Hasnie et al have performed stress testing and myocardial perfusion imaging in 15 patients after recovery from COVID-19 and stated that both regadenoson and exercise stress tests were safe and stress myocardial perfusion scan can be used reliably in evaluation of ischemic heart disease after COVID-19 infection [20].
Hasnie et al. and Nappi et al have hypothesized that the percentage of abnormal myocardial perfusion images would increase in the pandemic period, because those who have mild symptoms and a probably normal SPECT MPI would delay their examinations. However, no such significant increase was observed [3, 21].
The aim of this study was different than these previous reports, we focused only on patients with COVID-19 history and documented the increase in the incidence of ischemia demonstrable by MPS, compared to non-infected cohort. Although stent implentation was performed only in 2/39 and CABG in 1/39 patients, ischemia was evident on myocardial perfusion scan in these patients. Keeping all other risk factors constant among the study and control group, COVID-19 has appeared as the possible reason for this difference in the frequency of ischemia between the study and the control group. Demonstration of ischemia reflects the functional changes in myocardial blood flow with stress, which supports the reported clinical cases and previously suggested possible pathophysiological mechanisms affecting myocardial blood flow after COVID-19 infection [5]. One patient with no previous history of coronary artery disease or any mentioned risk factors who come up with ischemia on MPS after recovery from COVID-19 is also meaningful considering the case reports mentioned above. The frequency of obstructive coronary disease indicating coronary interventions could be expected to be higher after COVID-19, concerning these microvascular endothelial changes, but it was found similar to the control group. Incidence of hospital admissions with acute MI was reported to be higher than the pre-pandemic period, but incidence of ischemia was not studied before [2]. Our results suggest that together with acute coronary syndromes, as a reflection of coronary disfunction after recovery from COVID-19, ischemia on myocardial perfusion scan induced by stress testing is also more frequent compared to non-infected matched group of patients.
In clinical practice, MPS results guide patient evaluation by determining coronary artery risk. In our study, the number of coronary angiographies performed was higher in the study group. Initiation of medical therapy or invasive revascularisation therapies (stent implantation or CABG) were also higher in patients after recovery from COVID-19. We believe that this finding deserves attention as there are no similar results reported before, keeping in mind that obviously we are still lack of evidence to talk about a direct causal relationship between symptomatic COVID-19 infection and coronary artery disease.

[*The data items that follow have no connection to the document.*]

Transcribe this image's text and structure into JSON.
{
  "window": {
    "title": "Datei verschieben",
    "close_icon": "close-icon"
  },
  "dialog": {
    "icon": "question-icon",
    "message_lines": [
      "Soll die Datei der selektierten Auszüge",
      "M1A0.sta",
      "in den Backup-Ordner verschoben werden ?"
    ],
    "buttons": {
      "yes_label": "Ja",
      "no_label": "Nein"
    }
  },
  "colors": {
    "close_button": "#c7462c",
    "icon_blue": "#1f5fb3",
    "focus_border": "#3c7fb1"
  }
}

The reason why we couldn’t demonstrate such an increase in patients with ischemia (a statistically nonsignificant increase in frequency of initiation of treatment still exists, with a p = 0.06, Table 3) but generally in the whole study group regardless of the MPS results, may be the five patients in the ischemia group who didn’t accept to undergo CAG.
The main limitation of this study was its retrospective design. Loss of patient data and follow up results led to a relative decrease in the number of subjects included. Further prospective studies are necessary to confirm above mentioned results. Another thing is that COVID-19 is still a matter of debate with multiple unexplained issues in clinical practice. Together with vaccines and treatment methods, diagnosis and imaging remain an important area of clinical investigation to better understand and make provisions against late complications.